The CompleteAsync(string, BackChannelAuthenticationRequest, TimeSpan) method automatically handles mode-specific behavior based on the client's registered backchannel_token_delivery_mode:

  • Poll Mode: Stores tokens in IBackChannelRequestStorage. Client polls the token endpoint with auth_req_id until tokens are ready.
  • Ping Mode: Stores tokens and sends HTTP POST notification via INotificationDeliveryService to the client's client_notification_endpoint with the auth_req_id. Client then retrieves tokens from the token endpoint.
  • Push Mode: Generates tokens via ITokenRequestProcessor and delivers them directly via INotificationDeliveryService to the client's client_notification_endpoint. Tokens are removed from storage after successful delivery per CIBA specification section 10.3.1.
Additional Key Points:
  • Binding Message: Display request.Model.BindingMessage to user for transaction confirmation
  • User Code: If request.Model.UserCode is present, require user to confirm it
  • Authentication: All notifications use Bearer token from client_notification_token
Security contract — user_code verification (CIBA Core 1.0 §7.1):

The library validates only the presence of user_code when the provider and client require it (see UserCodeValidator); it deliberately does not — and cannot — verify the code's value, because the secret is known only to the end-user and the user's authentication device, which this handler owns. Your implementation therefore MUST verify request.Model.UserCode against the user's actual code as part of the device interaction, and MUST NOT return a successful AuthSession unless that check passed. A wrong or absent code MUST resolve to a failed Abblix.Utils.Result<> (typically access_denied). Treating presence-validation as sufficient leaves the code unenforced and defeats its purpose.

Methods

IUserDeviceAuthenticationHandler.InitiateAuthenticationAsync(ValidBackChannelAuthenticationRequest) Method

Initiates the authentication process for the user on their device, based on a validated backchannel authentication request. This may involve sending a notification to the user's device, starting an out-of-band authentication process, or performing other steps required to authenticate the user asynchronously.

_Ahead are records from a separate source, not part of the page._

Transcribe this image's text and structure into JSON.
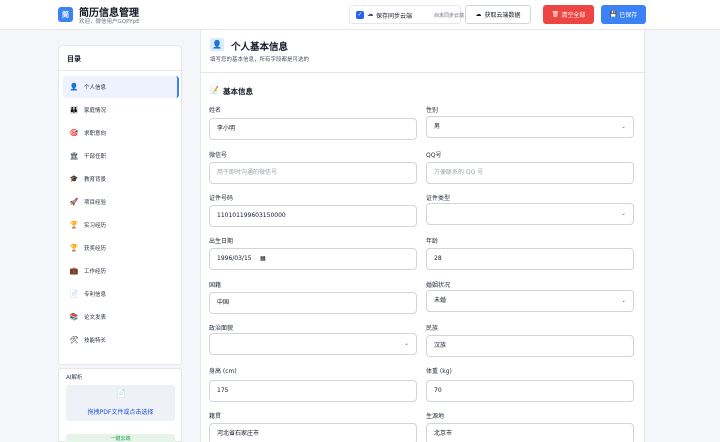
{
  "header": {
    "logo_text": "简",
    "title": "简历信息管理",
    "subtitle": "欢迎，微信用户GQPYpE",
    "sync_label": "保存同步云端",
    "sync_status": "尚未同步云端",
    "fetch_label": "获取云端数据",
    "clear_label": "清空全部",
    "saved_label": "已保存",
    "colors": {
      "primary": "#3b82f6",
      "danger": "#ef4444"
    }
  },
  "sidebar": {
    "title": "目录",
    "items": [
      {
        "icon": "👤",
        "label": "个人信息"
      },
      {
        "icon": "👪",
        "label": "家庭情况"
      },
      {
        "icon": "🎯",
        "label": "求职意向"
      },
      {
        "icon": "🏛",
        "label": "干部任职"
      },
      {
        "icon": "🎓",
        "label": "教育背景"
      },
      {
        "icon": "🚀",
        "label": "项目经验"
      },
      {
        "icon": "🏆",
        "label": "实习经历"
      },
      {
        "icon": "🏆",
        "label": "获奖经历"
      },
      {
        "icon": "💼",
        "label": "工作经历"
      },
      {
        "icon": "📄",
        "label": "专利信息"
      },
      {
        "icon": "📚",
        "label": "论文发表"
      },
      {
        "icon": "🛠",
        "label": "技能特长"
      }
    ],
    "active_index": 0
  },
  "ai": {
    "title": "AI解析",
    "drop_text": "拖拽PDF文件或点击选择",
    "button_label": "一键云端"
  },
  "section": {
    "title": "个人基本信息",
    "description": "填写您的基本信息，所有字段都是可选的",
    "subtitle": "基本信息"
  },
  "form": {
    "name": {
      "label": "姓名",
      "value": "李小明"
    },
    "gender": {
      "label": "性别",
      "value": "男"
    },
    "wechat": {
      "label": "微信号",
      "placeholder": "用于即时沟通的微信号"
    },
    "qq": {
      "label": "QQ号",
      "placeholder": "方便联系的 QQ 号"
    },
    "id_number": {
      "label": "证件号码",
      "value": "110101199603150000"
    },
    "id_type": {
      "label": "证件类型",
      "value": ""
    },
    "birth": {
      "label": "出生日期",
      "value": "1996/03/15"
    },
    "age": {
      "label": "年龄",
      "value": "28"
    },
    "nationality": {
      "label": "国籍",
      "value": "中国"
    },
    "marital": {
      "label": "婚姻状况",
      "value": "未婚"
    },
    "political": {
      "label": "政治面貌",
      "value": ""
    },
    "ethnicity": {
      "label": "民族",
      "value": "汉族"
    },
    "height": {
      "label": "身高 (cm)",
      "value": "175"
    },
    "weight": {
      "label": "体重 (kg)",
      "value": "70"
    },
    "native": {
      "label": "籍贯",
      "value": "河北省石家庄市"
    },
    "birthplace": {
      "label": "生源地",
      "value": "北京市"
    }
  }
}
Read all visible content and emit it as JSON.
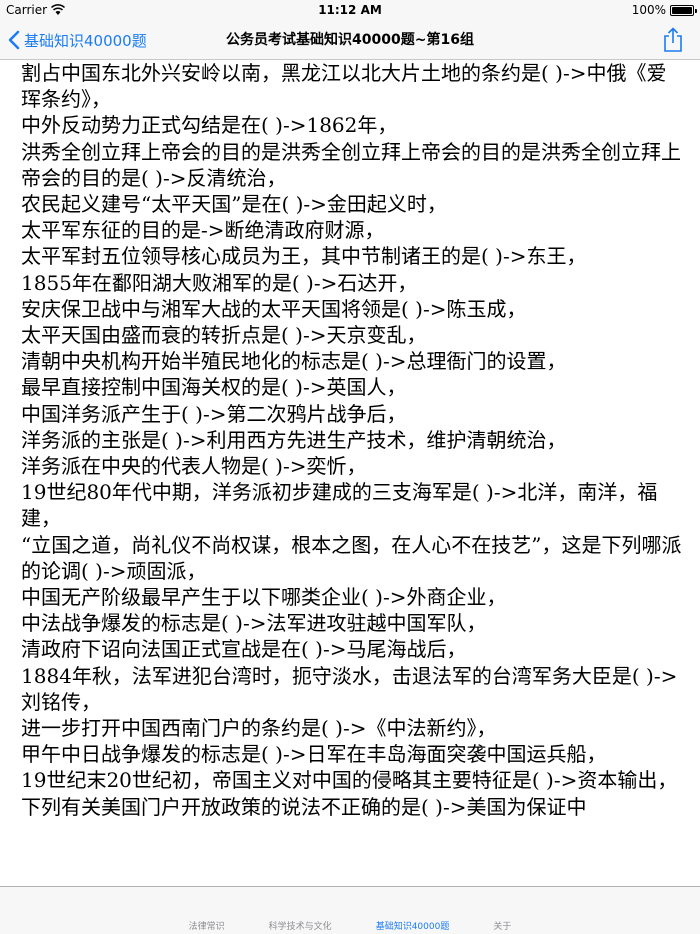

System.Threading.Tasks.Task<Abblix.Utils.Result<Abblix.Oidc.Server.Features.UserAuthentication.AuthSession,Abblix.Oidc.Server.Common.OidcError>> InitiateAuthenticationAsync(Abblix.Oidc.Server.Endpoints.BackChannelAuthentication.Interfaces.ValidBackChannelAuthenticationRequest request);

Parameters

request ValidBackChannelAuthenticationRequest

The validated backchannel authentication request containing user and client information required to initiate the authentication process.

Returns

System.Threading.Tasks.Task<Abblix.Utils.Result<AuthSession,OidcError>>
A System.Threading.Tasks.Task representing the asynchronous operation to initiate the authentication process.